IPIC Theaters, LLC
- Trade name: IPIC Theaters
- Industry: Entertainment
- Founded: 2010; 16 years ago
- Founder: Hamid Hashemi;
- Headquarters: Boca Raton, Florida, United States
- Number of locations: 13 (2026)
- Website: www.ipic.com

= IPIC Theaters =

Luxury dine-in movie theater operator in the USA

IPIC Theaters is an American chain of luxury dine-in movie theaters. The company currently operates 13 locations across the United States, with 8 of them including dine-in restaurants.

==History==
iPic Entertainment was founded in 2010 by Hamid Hashemi in Boca Raton, Florida after acquiring another cinema chain, Gold Class Cinemas, and converting the name to the iPic brand. Hashemi previously worked managed another theater chain, Muvico Theaters, before he was laid off in 2006 after a failed attempt to purchase the company. By 2011, the chain had announced that sales and attendance were noticeably profitable, with plans for expansion within the next few years.

In October 2014, iPic Entertainment launched iPic Media, and stated that the new company would mainly rely on "strategic partnerships with upscale brands in the travel and leisure, beauty, fashion, financial, technology and automotive sectors to bring engaging content and seamless brand integration to iPic's sought-out members and guests, an audience that is at the pinnacle of the "influencers" marketing pyramid."

In 2015, iPic sued Regal Cinemas and AMC Theatres, claiming that the two companies used their "market power" in an effort to "squeeze out" one of the company's theaters in Houston, as well as one unopened location near the Dallas-Fort Worth metropolitan area. They also claimed that Regal and AMC told movie studios to not play any movies licensed to iPic. By May 2016, it was announced that the case would go to trial by October 3, 2016, after AMC unsuccessfully attempted to get the court to dismiss the case. In 2022, a judge ruled in favor of AMC and Regal after finding a lack of evidence showing that the two companies committed conspiracy against iPic.

In October 2016, the company signed a deal with Netflix to premiere 10 of their movies in their theaters alongside their streaming release dates.
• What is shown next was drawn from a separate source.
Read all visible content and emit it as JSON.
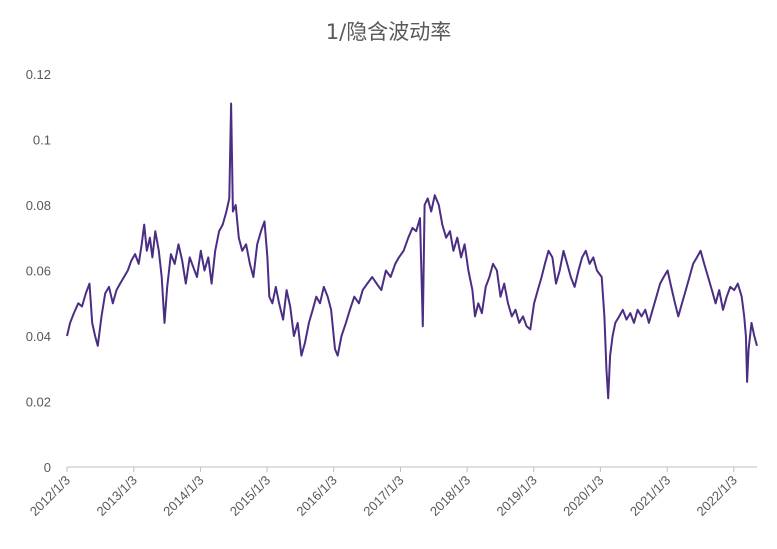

In August 2017, iPic stated that it intended to file for a "Regulation A+" initial public offering by the fall of 2017, in an effort to raise up to $30 million in cash. The company closed its IPO on February 1, 2018, and began publicly trading on the Nasdaq, trading at $18.50 a share. In November 2018, the company released plans to open their first international location by 2019, located in Riyadh, Saudi Arabia. These plans were later scrapped once iPic filed for bankruptcy.

On August 5, 2019, iPic filed for Chapter 11 bankruptcy protection with plans to sell itself and assets. Hashemi blamed developmental delays and rising capital cost as a result of the decision. The company's stock had fallen over 90% to just 85 cents per share since it began trading on the Nasdaq, as well as a sales and attendance decline by around 21.7%. The company further noted that it also planned to eliminate debt and strengthen its balance sheet while keeping its 16 theaters open. By November 2019, the company had emerged from Chapter 11 bankruptcy after eliminating debt and strengthening its balance sheet. iPic Entertainment's assets were sold to IPIC Theaters, LLC for an undisclosed amount.

On February 25, 2026, it was reported that IPIC Theaters had filed for Chapter 11 bankruptcy protection for a second time.